According to the study, cognitive decline may increase in vulnerable people, especially among the elderly who are unable to have contact with their home, families, neighbors, and other informal social networks.
The study focused on elderly residents of the city of Iwanuma in Japan, an area that was completely inundated by the 2011 tsunami.
Seven months prior to the tsunami, an aging study called the Japan Gerontological Evaluation Study (JAGES) was conducted in the same area. The study surveyed individual health and noted that 4.1 percent of respondents were listed as having dementia symptoms. In the follow-up study conducted by Harvard after the disaster, respondents showed an increase to 11.5 percent of individuals with noted symptoms of dementia.

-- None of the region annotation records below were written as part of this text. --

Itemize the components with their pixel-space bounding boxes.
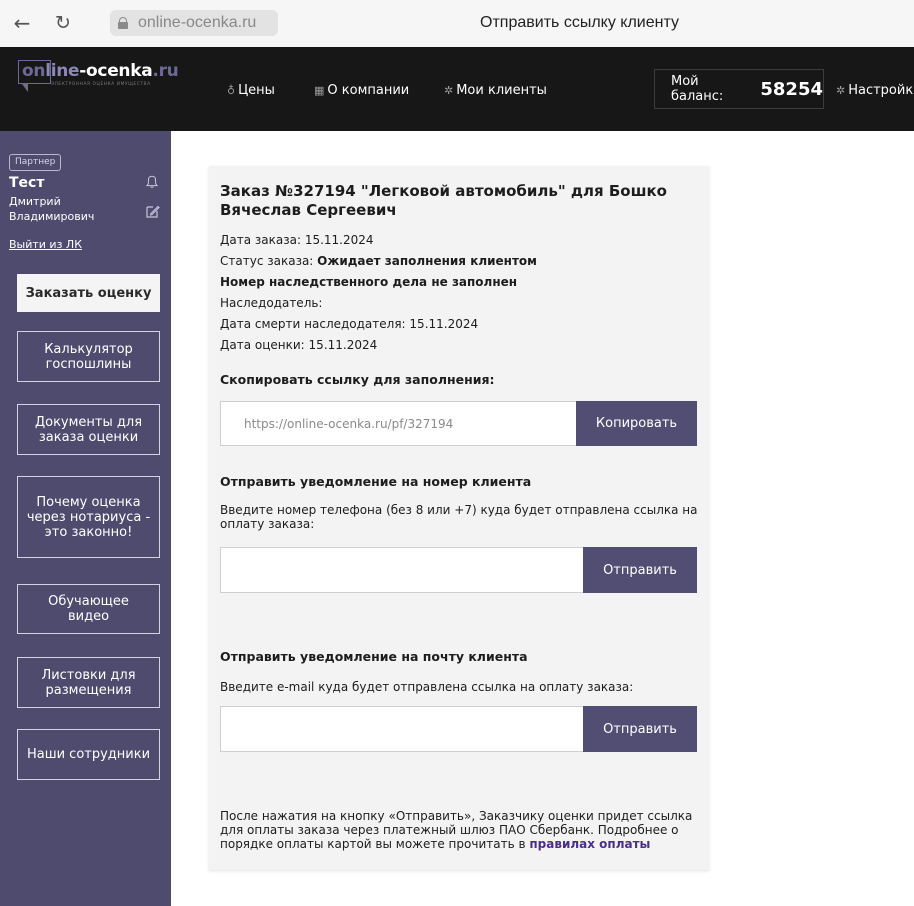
nav-prices-label: Цены xyxy=(238,83,275,98)
order-card: Заказ №327194 "Легковой автомобиль" для … xyxy=(209,166,709,870)
price-tag-icon: ♁ xyxy=(227,84,236,97)
phone-input[interactable] xyxy=(220,547,584,593)
logout-link[interactable]: Выйти из ЛК xyxy=(9,238,82,251)
order-date: Дата заказа: 15.11.2024 xyxy=(220,233,374,247)
order-title: Заказ №327194 "Легковой автомобиль" для … xyxy=(220,182,667,219)
logo-part-on: on xyxy=(22,61,46,81)
sidebar-item-documents[interactable]: Документы для заказа оценки xyxy=(17,404,160,455)
order-valuation-button[interactable]: Заказать оценку xyxy=(17,274,160,312)
balance-label: Мой баланс: xyxy=(671,74,724,104)
death-date: Дата смерти наследодателя: 15.11.2024 xyxy=(220,317,478,331)
nav-company-label: О компании xyxy=(327,83,410,98)
copy-link-label: Скопировать ссылку для заполнения: xyxy=(220,372,495,387)
email-help-text: Введите e-mail куда будет отправлена ссы… xyxy=(220,680,634,694)
partner-badge: Партнер xyxy=(9,154,62,171)
valuation-date-value: 15.11.2024 xyxy=(308,338,378,352)
browser-toolbar: ← ↻ online-ocenka.ru Отправить ссылку кл… xyxy=(0,0,914,47)
send-phone-button[interactable]: Отправить xyxy=(583,547,697,593)
email-input[interactable] xyxy=(220,706,584,752)
payment-notice: После нажатия на кнопку «Отправить», Зак… xyxy=(220,809,700,851)
site-header: online-ocenka.ru ЭЛЕКТРОННАЯ ОЦЕНКА ИМУЩ… xyxy=(0,47,914,131)
nav-clients[interactable]: ✲ Мои клиенты xyxy=(444,83,547,98)
fill-link-field[interactable]: https://online-ocenka.ru/pf/327194 xyxy=(220,401,577,446)
copy-button[interactable]: Копировать xyxy=(576,401,697,446)
sidebar-item-leaflets[interactable]: Листовки для размещения xyxy=(17,657,160,708)
logo-part-line: line xyxy=(45,61,80,81)
case-number-text: Номер наследственного дела не заполнен xyxy=(220,275,518,289)
nav-settings[interactable]: ✲Настройки xyxy=(836,83,914,98)
send-email-button[interactable]: Отправить xyxy=(583,706,697,752)
phone-notify-label: Отправить уведомление на номер клиента xyxy=(220,474,532,489)
site-logo[interactable]: online-ocenka.ru ЭЛЕКТРОННАЯ ОЦЕНКА ИМУЩ… xyxy=(18,60,179,92)
payment-rules-link[interactable]: правилах оплаты xyxy=(529,837,650,851)
sidebar-item-staff[interactable]: Наши сотрудники xyxy=(17,729,160,780)
nav-settings-label: Настройки xyxy=(848,83,914,98)
heir-line: Наследодатель: xyxy=(220,296,322,310)
user-patronymic: Дмитрий Владимирович xyxy=(9,194,94,224)
valuation-date: Дата оценки: 15.11.2024 xyxy=(220,338,377,352)
case-number-notice: Номер наследственного дела не заполнен xyxy=(220,275,517,289)
bell-icon[interactable] xyxy=(146,175,158,189)
email-notify-label: Отправить уведомление на почту клиента xyxy=(220,649,528,664)
user-first-name: Дмитрий xyxy=(9,195,61,208)
nav-company[interactable]: ▦ О компании xyxy=(314,83,409,98)
nav-prices[interactable]: ♁ Цены xyxy=(227,83,275,98)
logo-part-ocenka: ocenka xyxy=(86,61,153,81)
logo-part-ru: .ru xyxy=(152,61,179,81)
gear-icon: ✲ xyxy=(444,84,454,97)
settings-gear-icon: ✲ xyxy=(836,84,846,97)
order-date-value: 15.11.2024 xyxy=(304,233,374,247)
balance-value: 58254 xyxy=(760,78,823,100)
sidebar-item-fee-calculator[interactable]: Калькулятор госпошлины xyxy=(17,331,160,382)
user-middle-name: Владимирович xyxy=(9,210,95,223)
edit-icon[interactable] xyxy=(145,204,160,219)
balance-box[interactable]: Мой баланс: 58254 xyxy=(654,69,824,109)
death-date-value: 15.11.2024 xyxy=(409,317,479,331)
order-status-label: Статус заказа: xyxy=(220,254,314,268)
death-date-label: Дата смерти наследодателя: xyxy=(220,317,406,331)
heir-label: Наследодатель: xyxy=(220,296,323,310)
sidebar-item-training-video[interactable]: Обучающее видео xyxy=(17,584,160,634)
phone-help-text: Введите номер телефона (без 8 или +7) ку… xyxy=(220,503,698,531)
user-name: Тест xyxy=(9,175,45,191)
sidebar: Партнер Тест Дмитрий Владимирович Выйти … xyxy=(0,131,171,906)
building-icon: ▦ xyxy=(314,84,325,97)
nav-clients-label: Мои клиенты xyxy=(456,83,547,98)
logo-tagline: ЭЛЕКТРОННАЯ ОЦЕНКА ИМУЩЕСТВА xyxy=(51,82,151,87)
order-date-label: Дата заказа: xyxy=(220,233,301,247)
valuation-date-label: Дата оценки: xyxy=(220,338,305,352)
sidebar-item-why-notary[interactable]: Почему оценка через нотариуса - это зако… xyxy=(17,476,160,558)
order-status: Статус заказа: Ожидает заполнения клиент… xyxy=(220,254,537,268)
order-status-value: Ожидает заполнения клиентом xyxy=(317,254,537,268)
page-title: Отправить ссылку клиенту xyxy=(480,14,679,31)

Damage indicative of decline
Cognitive decline was highest among individuals in post-disaster temporary housing due to destruction or severe damage to their homes. The level of damage was indicative of the level of cognitive decline -- the more severely damaged the home, the greater the cognitive decline.
Lack of access to social interactions and informal networks and depression were also factors in the link to cognitive decline post-disaster. The study also noted that the death of family and/or friends had little impact on cognitive ability, in direct contrast to the inaccessibility to homes and informal social networks.
Findings from the study also indicated an increase in strokes and hypertension from 2.8 percent to 6.5 percent and from 54 percent to 57.2 percent, respectively.